- Born: August 5, 1930 Mineral Wells, Texas, US
- Died: May 15, 1996 (aged 65) San Antonio, Texas, US
- Education: Baylor University (B.S., 1951); University of Texas at Austin (Ph.D., 1958);
- Occupation: Geneticist
- Years active: 1958–1996
- Known for: Blood plasma; Cystic fibrosis;
- Notable work: Comparison of the tryptic peptides and amino acid composition of the beta polypeptide chains of the three common haptoglobin phenotypes (1967); Oyster ciliary inhibition by cystic fibrosis factor (1969); Duplication within the haptoglobin Hp 2 gene (1984);

= Barbara H. Bowman =

American geneticist (1930–1996)

Barbara Hyde Bowman (August 5, 1930 – May 15, 1996) was an American biologist, geneticist, and educator who was known for her research in human blood proteins. Her work characterized variants of globins, the family of proteins responsible for transporting blood in oxygen, and in 1984, Oliver Smithies and she showed that variations in haptoglobins were due to polymorphisms in the HP gene.

== Life ==
Barbara Hyde Bowman was born in 1930 in Mineral Wells, Texas, the youngest of three. At an early age, her parents gave her a chemistry set, which along with encouragement from her teachers and librarian, fostered her interest in science. She attended Baylor University as an undergraduate and received a bachelor of science degree in biology in 1951. Afterward, she pursued graduate studies in microbiology, zoology, and genetics at the University of Texas at Austin, where she earned her doctorate in 1958.

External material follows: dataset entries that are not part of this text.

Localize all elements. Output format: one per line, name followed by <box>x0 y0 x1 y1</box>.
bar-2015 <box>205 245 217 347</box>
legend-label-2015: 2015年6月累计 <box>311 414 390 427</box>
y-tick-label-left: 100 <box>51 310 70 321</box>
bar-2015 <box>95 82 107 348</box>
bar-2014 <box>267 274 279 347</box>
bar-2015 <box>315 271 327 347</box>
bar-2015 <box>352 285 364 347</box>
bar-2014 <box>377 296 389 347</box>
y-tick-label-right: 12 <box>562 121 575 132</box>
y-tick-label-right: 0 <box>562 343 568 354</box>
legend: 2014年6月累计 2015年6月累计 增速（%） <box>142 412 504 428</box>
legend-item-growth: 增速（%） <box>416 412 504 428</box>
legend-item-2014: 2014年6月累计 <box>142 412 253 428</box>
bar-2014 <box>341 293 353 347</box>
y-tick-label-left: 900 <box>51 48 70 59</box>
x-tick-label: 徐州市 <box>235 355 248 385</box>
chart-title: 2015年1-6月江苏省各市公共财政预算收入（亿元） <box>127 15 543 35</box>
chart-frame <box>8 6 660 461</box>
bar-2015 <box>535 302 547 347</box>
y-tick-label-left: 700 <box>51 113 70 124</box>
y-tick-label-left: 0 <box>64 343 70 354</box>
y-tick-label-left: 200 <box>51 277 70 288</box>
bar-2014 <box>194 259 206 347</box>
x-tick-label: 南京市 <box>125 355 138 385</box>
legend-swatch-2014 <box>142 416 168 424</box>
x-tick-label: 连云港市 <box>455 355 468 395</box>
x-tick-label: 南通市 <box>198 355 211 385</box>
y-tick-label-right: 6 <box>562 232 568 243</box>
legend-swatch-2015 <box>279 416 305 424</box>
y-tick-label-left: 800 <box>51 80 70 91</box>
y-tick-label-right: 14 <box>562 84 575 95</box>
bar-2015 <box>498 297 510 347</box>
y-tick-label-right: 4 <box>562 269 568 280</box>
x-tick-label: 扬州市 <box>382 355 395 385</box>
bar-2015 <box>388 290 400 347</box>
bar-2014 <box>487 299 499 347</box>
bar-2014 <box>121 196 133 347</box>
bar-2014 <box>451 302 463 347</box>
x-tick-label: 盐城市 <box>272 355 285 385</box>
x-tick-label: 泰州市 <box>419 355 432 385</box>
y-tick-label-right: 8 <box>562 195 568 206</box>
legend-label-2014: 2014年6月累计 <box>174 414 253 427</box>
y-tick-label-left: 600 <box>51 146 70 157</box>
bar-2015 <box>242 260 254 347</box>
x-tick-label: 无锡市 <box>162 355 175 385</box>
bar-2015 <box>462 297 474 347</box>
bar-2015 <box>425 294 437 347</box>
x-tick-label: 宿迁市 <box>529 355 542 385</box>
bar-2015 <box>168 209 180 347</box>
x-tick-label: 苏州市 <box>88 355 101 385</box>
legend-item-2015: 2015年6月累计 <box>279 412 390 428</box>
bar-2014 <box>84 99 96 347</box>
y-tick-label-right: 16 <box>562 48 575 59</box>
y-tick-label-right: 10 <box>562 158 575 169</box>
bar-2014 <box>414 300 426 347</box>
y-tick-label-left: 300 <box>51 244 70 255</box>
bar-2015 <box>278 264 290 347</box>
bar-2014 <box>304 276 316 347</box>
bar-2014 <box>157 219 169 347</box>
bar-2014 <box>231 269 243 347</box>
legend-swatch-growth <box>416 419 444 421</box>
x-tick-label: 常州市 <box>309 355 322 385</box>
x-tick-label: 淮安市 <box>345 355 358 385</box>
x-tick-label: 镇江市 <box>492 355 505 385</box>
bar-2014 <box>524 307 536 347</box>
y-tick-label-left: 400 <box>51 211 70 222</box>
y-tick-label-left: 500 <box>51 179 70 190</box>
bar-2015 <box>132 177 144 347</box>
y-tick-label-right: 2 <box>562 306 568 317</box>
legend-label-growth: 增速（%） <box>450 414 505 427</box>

Over her lifetime, she co-founded the Texas Genetics Society and was president of the American Society of Human Genetics. She took a special interest in supporting other women in science, advocating for equal pay and access to childcare. She died in 1996 of breast cancer in San Antonio. In her honor, the Texas Genetics Society renamed their Distinguished Texas Geneticist Award to the Barbara Bowman Distinguished Texas Geneticist Award "to recognize outstanding geneticists who have made major contributions to the field and have been affiliated with a Texas institution." The Bowman-Frost Endowment for Oncology Research was established posthumously, named after her brother Harvey Frost and her.

== Research ==
After completing her doctorate, Bowman began studying variants of globins with Vernon Ingram at the Massachusetts Institute of Technology. She worked on haptoglobins (hemoglobin-binding proteins) and compared the peptides and amino acid composition of three common phenotypes.

Bowman became a professor and chair of the Department of Human Genetics at the University of Texas Medical Branch in Galveston in 1967, where she began studying cystic fibrosis (CF). While there, she discovered that exposing oyster gills to the serum of patients with CF caused the cilia to stop functioning. She co-founded the Texas Genetics Society in 1974, and in 1981, she became chair of the Department of Cellular and Structural Biology at the University of Texas Health Science Center in San Antonio. She was also the president of the American Society of Human Genetics that year. A few years later, Oliver Smithies and she followed up on her earlier research on globins, and they discovered the different alleles of the HP gene that change how haptoglobins bind to free hemoglobin She received the Distinguished Texas Geneticist Award in 1990, and after her death, it was renamed in her honor. Her last publication, in 1996, was a study of transgenic mouse models of apolipoprotein E (APOE) proteins and Alzheimer's disease.